Wenige Tage später fordert die CDU-Fraktion im Kreistag, Dezernentin Helge Klinkert (Foto) die Zuständigkeit für die Leitstelle zu entziehen. Im Januar 2018 legt Erndtebrücks Gemeindebrandmeister Karl-Friedrich Müller nach: Die „Sicherheitslage“ im Kreis habe sich verschlechtert.
Das sagt die Stadt
Wir haben Mängel im System aufgezeigt.“
Feuerwehrchef Matthias Ebertz
Konkret: dass die Fachkraft für den Digitalfunk („eine neue Aufgabe, die es vor fünf Jahren noch nicht gab“) damals noch nicht im Dienst war. Und dass das Update für den digitalen Einsatzstellenfunk — das ist der Funk, über den sich die Feuerwehrleute am Einsatzort verständigen – auf sich warten ließ. Matthias Ebertz: „Vor Jahren hatten wir eine erheblich bessere Sprachqualität.“
Feuerwehrchef Matthias Ebertz
„Die Leitstelle muss für die Feuerwehr Leistungen erbringen. Wenn da die Leute alle weglaufen, macht man sich natürlich Sorgen.“
Kämmerer Wolfgang Caveliu
„Es gibt keinen Anlass für die im Kreishaus erwartete Entschuldigung. Niemand ist persönlich beleidigt worden.“
Am 15. Januar 2018 unternimmt Landrat Andreas Müller mit einer „Organisationsverfügung“ einen Befreiungsschlag. Neu im Organisationsplan erscheint das „Amt für Brand- und Bevölkerungsschutz, Rettungswesen“. Dass Müller allerdings – vorläufig – Dezernentin Klinkert selbst als Amtsleiterin einsetzt, macht die CDU-Kreistagsfraktion wütend.
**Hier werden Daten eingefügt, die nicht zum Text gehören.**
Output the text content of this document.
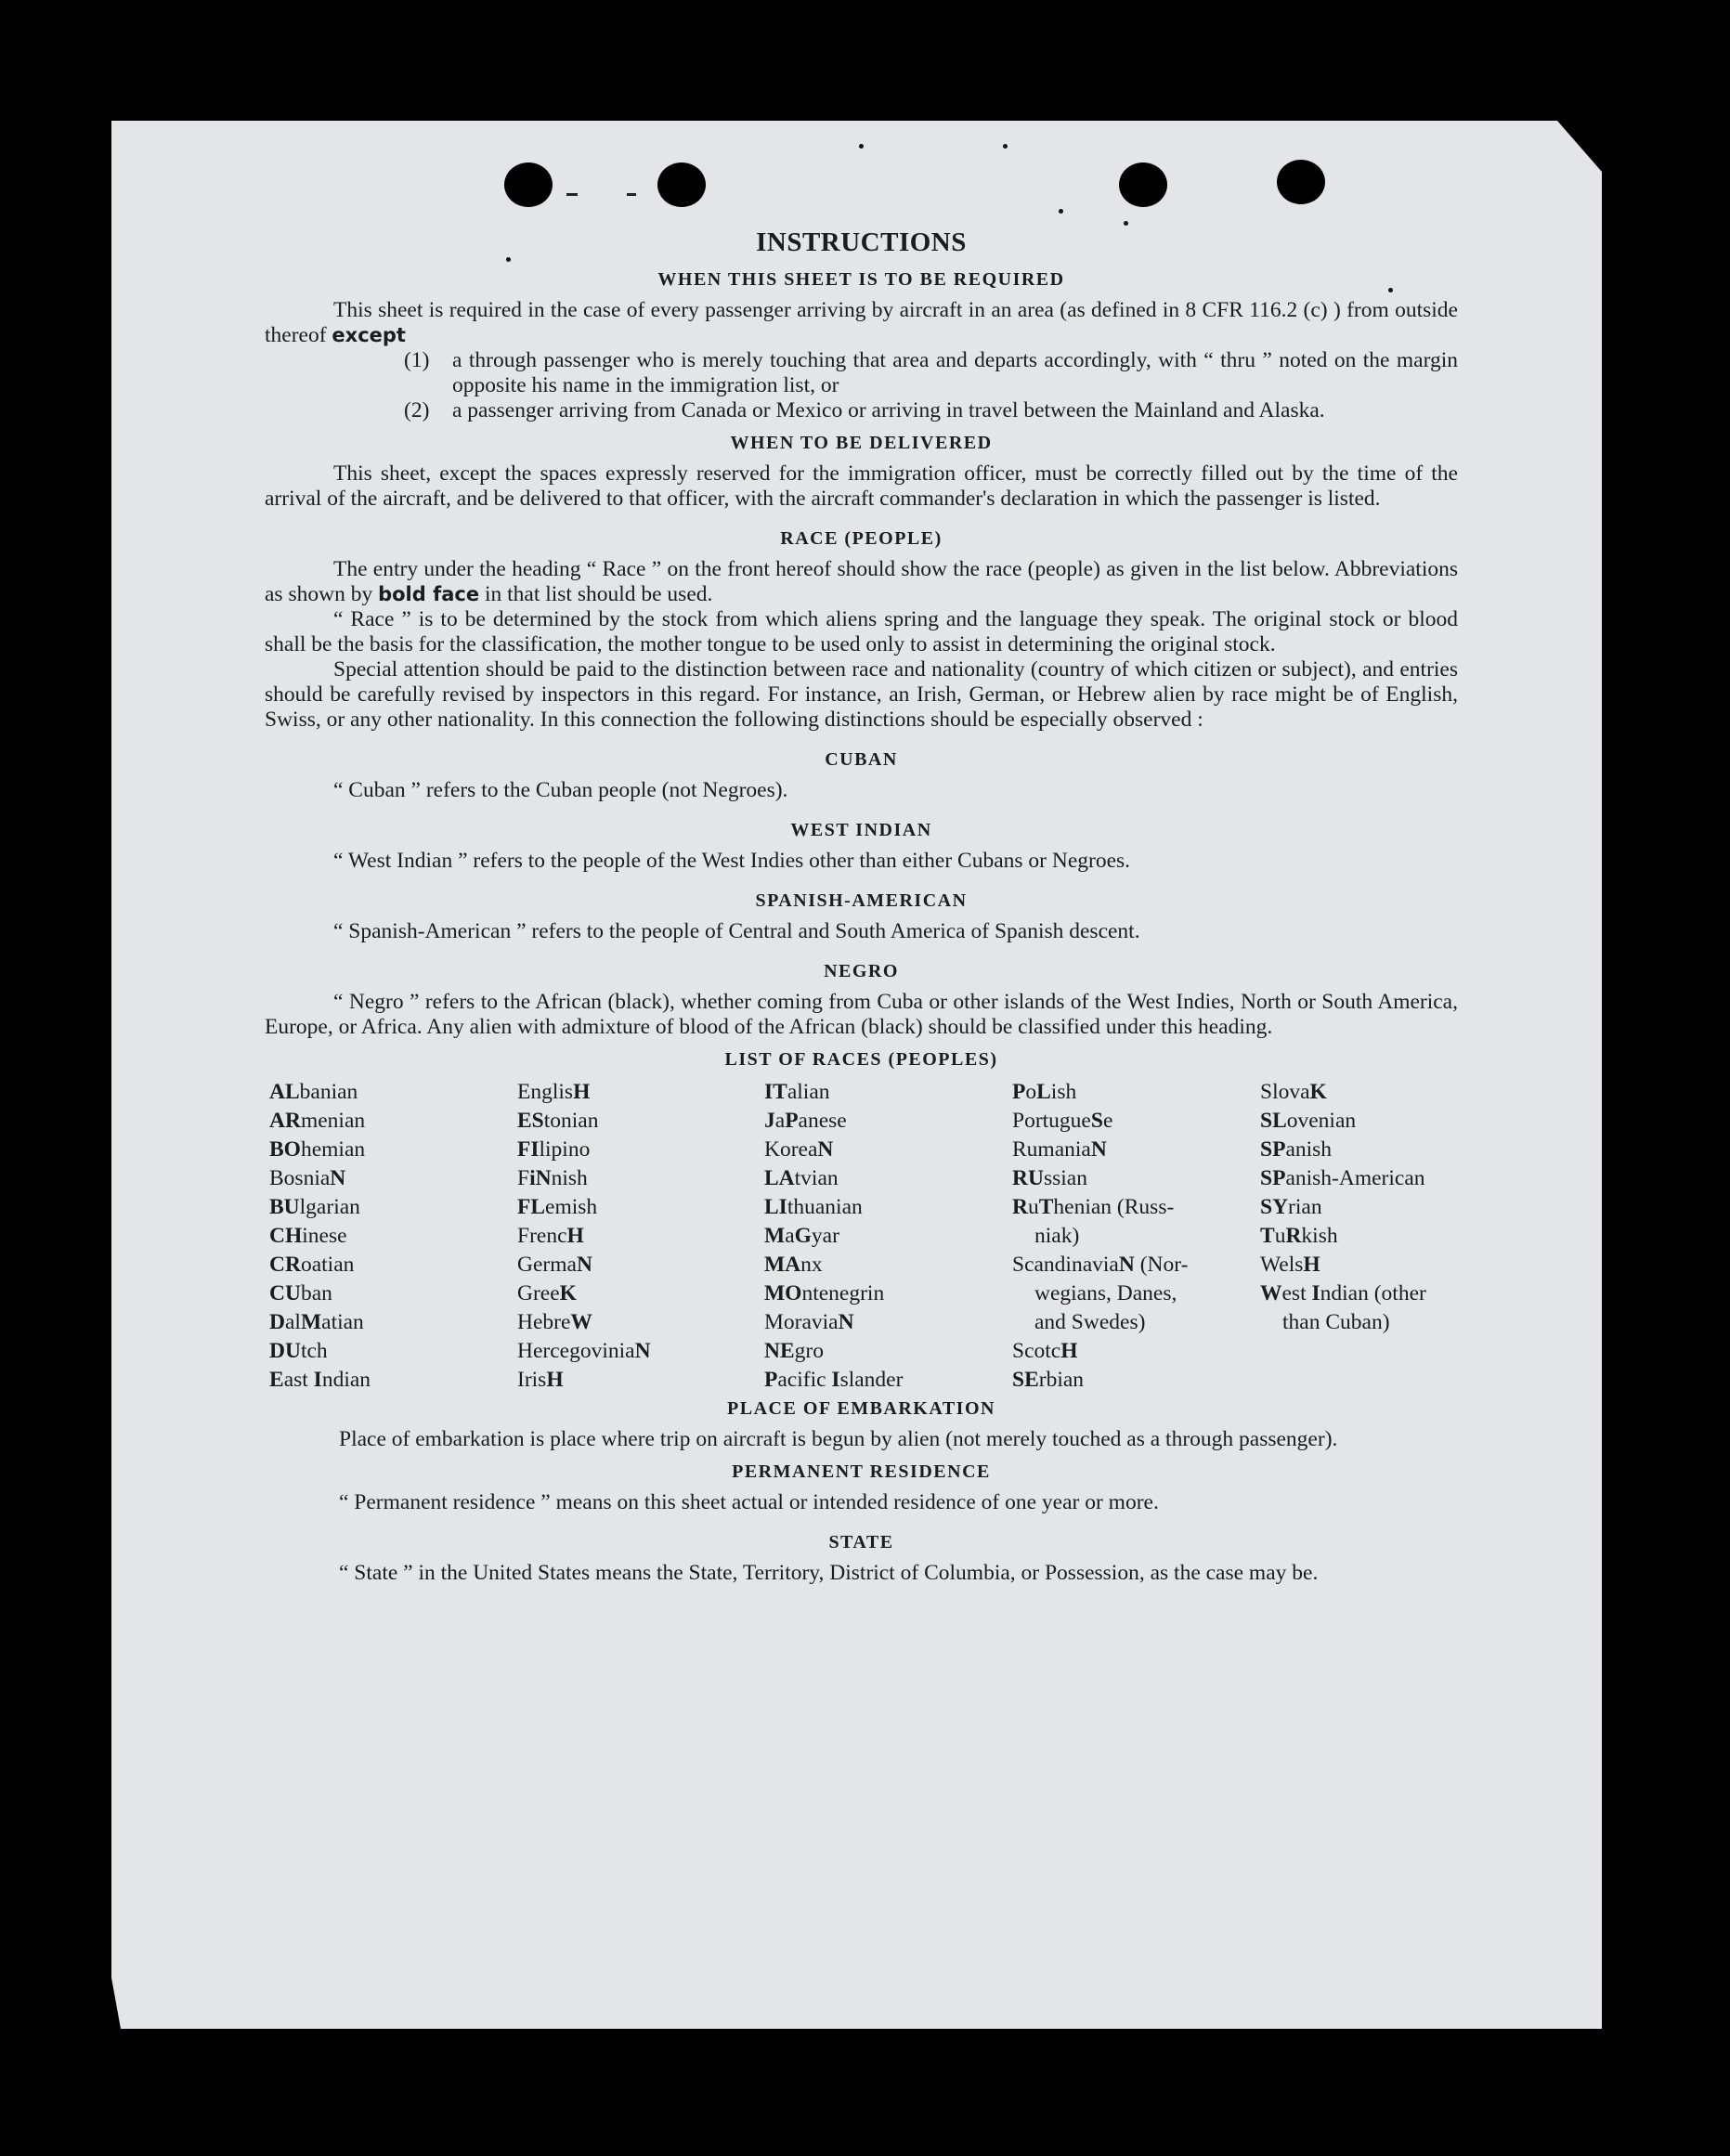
INSTRUCTIONS
WHEN THIS SHEET IS TO BE REQUIRED

This sheet is required in the case of every passenger arriving by aircraft in an area (as defined in 8 CFR 116.2 (c) ) from outside thereof except

(1)	a through passenger who is merely touching that area and departs accordingly, with “ thru ” noted on the margin opposite his name in the immigration list, or
(2)	a passenger arriving from Canada or Mexico or arriving in travel between the Mainland and Alaska.
WHEN TO BE DELIVERED

This sheet, except the spaces expressly reserved for the immigration officer, must be correctly filled out by the time of the arrival of the aircraft, and be delivered to that officer, with the aircraft commander's declaration in which the passenger is listed.

RACE (PEOPLE)

The entry under the heading “ Race ” on the front hereof should show the race (people) as given in the list below. Abbreviations as shown by bold face in that list should be used.

“ Race ” is to be determined by the stock from which aliens spring and the language they speak. The original stock or blood shall be the basis for the classification, the mother tongue to be used only to assist in determining the original stock.

Special attention should be paid to the distinction between race and nationality (country of which citizen or subject), and entries should be carefully revised by inspectors in this regard. For instance, an Irish, German, or Hebrew alien by race might be of English, Swiss, or any other nationality. In this connection the following distinctions should be especially observed :

CUBAN

“ Cuban ” refers to the Cuban people (not Negroes).

WEST INDIAN

“ West Indian ” refers to the people of the West Indies other than either Cubans or Negroes.

SPANISH-AMERICAN

“ Spanish-American ” refers to the people of Central and South America of Spanish descent.

NEGRO

“ Negro ” refers to the African (black), whether coming from Cuba or other islands of the West Indies, North or South America, Europe, or Africa. Any alien with admixture of blood of the African (black) should be classified under this heading.

LIST OF RACES (PEOPLES)
ALbanian
ARmenian
BOhemian
BosniaN
BUlgarian
CHinese
CRoatian
CUban
DalMatian
DUtch
East Indian
EnglisH
EStonian
FIlipino
FiNnish
FLemish
FrencH
GermaN
GreeK
HebreW
HercegoviniaN
IrisH
ITalian
JaPanese
KoreaN
LAtvian
LIthuanian
MaGyar
MAnx
MOntenegrin
MoraviaN
NEgro
Pacific Islander
PoLish
PortugueSe
RumaniaN
RUssian
RuThenian (Russ-
niak)
ScandinaviaN (Nor-
wegians, Danes,
and Swedes)
ScotcH
SErbian
SlovaK
SLovenian
SPanish
SPanish-American
SYrian
TuRkish
WelsH
West Indian (other
than Cuban)
PLACE OF EMBARKATION

Place of embarkation is place where trip on aircraft is begun by alien (not merely touched as a through passenger).

PERMANENT RESIDENCE

“ Permanent residence ” means on this sheet actual or intended residence of one year or more.

STATE

“ State ” in the United States means the State, Territory, District of Columbia, or Possession, as the case may be.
4. Akt: Noch ein Kännchen Öl ins Feuer
Das sei eine „Provokation“, erklärt CDU-Fraktionschef Bernd Brandemann (Foto). Sein Stellvertreter Bernd-Dieter Ferger sieht den Landrat („gibt den netten Kerl“) in den Fängen der Dezernentin, der er „wieder mal nachgeben“ musste.
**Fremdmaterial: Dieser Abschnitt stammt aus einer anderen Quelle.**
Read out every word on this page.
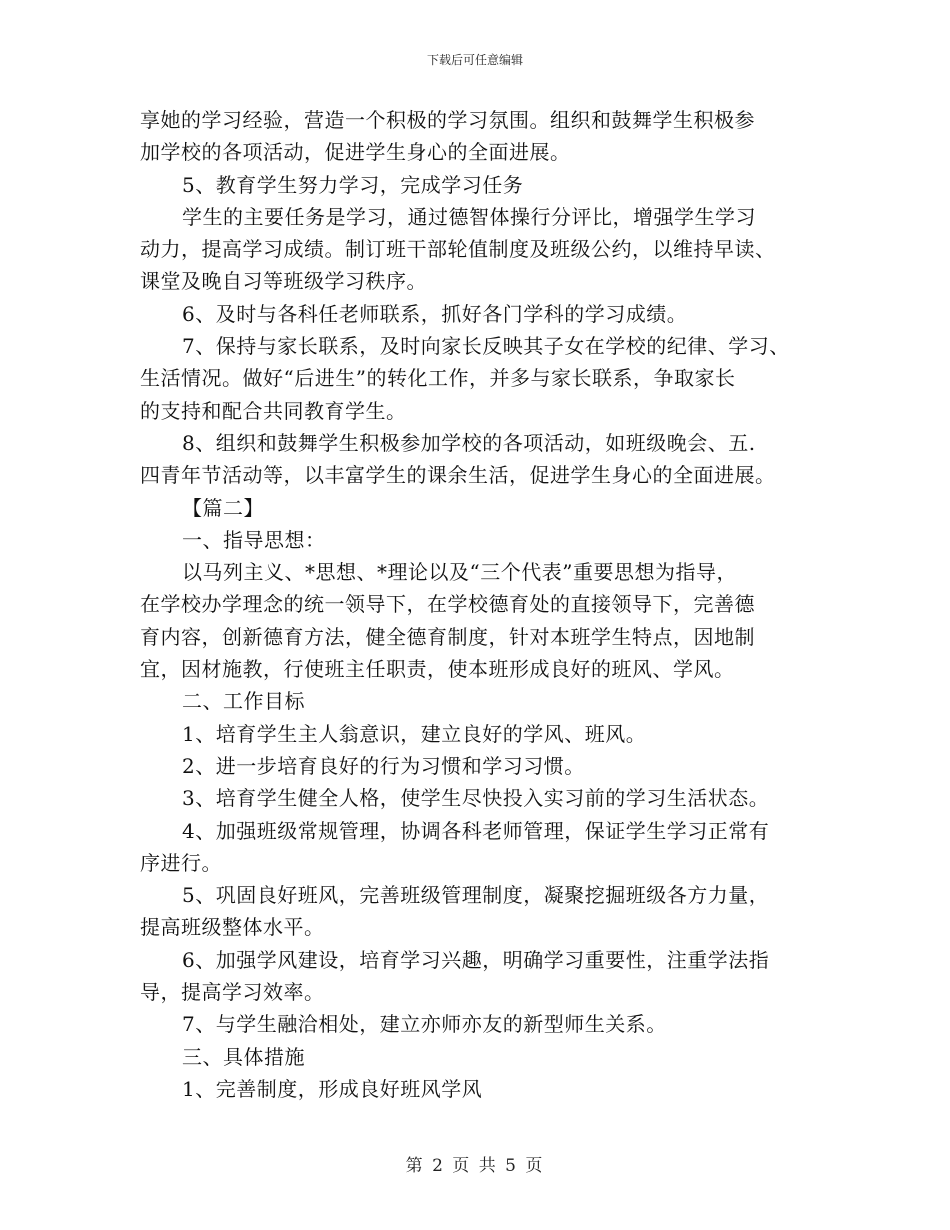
下载后可任意编辑
享她的学习经验，营造一个积极的学习氛围。组织和鼓舞学生积极参
加学校的各项活动，促进学生身心的全面进展。
5、教育学生努力学习，完成学习任务
学生的主要任务是学习，通过德智体操行分评比，增强学生学习
动力，提高学习成绩。制订班干部轮值制度及班级公约，以维持早读、
课堂及晚自习等班级学习秩序。
6、及时与各科任老师联系，抓好各门学科的学习成绩。
7、保持与家长联系，及时向家长反映其子女在学校的纪律、学习、
生活情况。做好“后进生”的转化工作，并多与家长联系，争取家长
的支持和配合共同教育学生。
8、组织和鼓舞学生积极参加学校的各项活动，如班级晚会、五.
四青年节活动等，以丰富学生的课余生活，促进学生身心的全面进展。
【篇二】
一、指导思想：
以马列主义、*思想、*理论以及“三个代表”重要思想为指导，
在学校办学理念的统一领导下，在学校德育处的直接领导下，完善德
育内容，创新德育方法，健全德育制度，针对本班学生特点，因地制
宜，因材施教，行使班主任职责，使本班形成良好的班风、学风。
二、工作目标
1、培育学生主人翁意识，建立良好的学风、班风。
2、进一步培育良好的行为习惯和学习习惯。
3、培育学生健全人格，使学生尽快投入实习前的学习生活状态。
4、加强班级常规管理，协调各科老师管理，保证学生学习正常有
序进行。
5、巩固良好班风，完善班级管理制度，凝聚挖掘班级各方力量，
提高班级整体水平。
6、加强学风建设，培育学习兴趣，明确学习重要性，注重学法指
导，提高学习效率。
7、与学生融洽相处，建立亦师亦友的新型师生关系。
三、具体措施
1、完善制度，形成良好班风学风
第 2 页 共 5 页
Die SPD keilt zurück. „Schlechten politischen Stil“ wirft Fraktionschef Michael Sittler (Foto) der CDU vor. Sie habe „Ängste geschürt, um diese für die eigenen parteipolitischen Interessen zu instrumentalisieren“.
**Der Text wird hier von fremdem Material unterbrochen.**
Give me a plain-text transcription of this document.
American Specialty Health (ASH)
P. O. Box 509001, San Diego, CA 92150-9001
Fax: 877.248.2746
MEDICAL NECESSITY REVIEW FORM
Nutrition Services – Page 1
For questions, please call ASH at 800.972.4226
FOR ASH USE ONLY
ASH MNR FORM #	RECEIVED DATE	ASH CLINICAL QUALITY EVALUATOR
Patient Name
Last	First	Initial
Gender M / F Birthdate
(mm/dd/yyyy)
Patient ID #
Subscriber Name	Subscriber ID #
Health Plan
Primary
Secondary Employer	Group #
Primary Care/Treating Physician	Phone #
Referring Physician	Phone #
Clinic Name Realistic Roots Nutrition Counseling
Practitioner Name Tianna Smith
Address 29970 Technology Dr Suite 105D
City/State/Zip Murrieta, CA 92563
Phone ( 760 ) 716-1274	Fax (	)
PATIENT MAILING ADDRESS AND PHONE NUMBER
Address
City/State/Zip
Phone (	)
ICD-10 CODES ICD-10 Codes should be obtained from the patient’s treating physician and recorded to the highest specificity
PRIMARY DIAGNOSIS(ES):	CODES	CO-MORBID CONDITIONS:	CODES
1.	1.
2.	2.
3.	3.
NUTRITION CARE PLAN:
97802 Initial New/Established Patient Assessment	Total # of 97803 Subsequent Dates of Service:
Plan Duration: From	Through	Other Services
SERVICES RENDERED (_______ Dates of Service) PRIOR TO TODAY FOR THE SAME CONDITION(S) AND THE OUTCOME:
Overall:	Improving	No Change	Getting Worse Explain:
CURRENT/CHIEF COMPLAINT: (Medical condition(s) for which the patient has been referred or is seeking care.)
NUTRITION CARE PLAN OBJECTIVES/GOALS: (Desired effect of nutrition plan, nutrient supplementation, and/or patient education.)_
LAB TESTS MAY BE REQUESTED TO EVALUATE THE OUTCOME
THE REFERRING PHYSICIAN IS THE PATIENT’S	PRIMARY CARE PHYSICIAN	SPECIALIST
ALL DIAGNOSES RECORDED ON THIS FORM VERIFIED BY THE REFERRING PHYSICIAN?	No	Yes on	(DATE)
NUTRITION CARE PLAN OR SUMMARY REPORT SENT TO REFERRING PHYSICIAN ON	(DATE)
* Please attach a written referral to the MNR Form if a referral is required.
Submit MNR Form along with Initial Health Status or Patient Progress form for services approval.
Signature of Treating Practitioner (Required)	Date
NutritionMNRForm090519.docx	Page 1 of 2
5. Akt: Der Landrat kümmert sich
Landrat Andreas Müller will das Feuerwehr-Thema „bis in den Frühsommer intensiv begleiten“. Bis dahin, so hofft er, haben sich die Wogen geglättet, mit Jours Fixes, Infomails, jeder Menge Kommunikation. Doch das sieht nach einem langen Weg aus: Zur Dienstbesprechung der elf kommunalen Feuerwehrchefs lud sich der Landrat selbst ein, beim Kreisfeuerwehrverbandstag ist der neue Leitstellen-Chef nicht willkommen. Und für manchen Feuerwehr-Funktionär sind die Mitarbeiter des neuen Bevölkerungsschutzamts – Luft.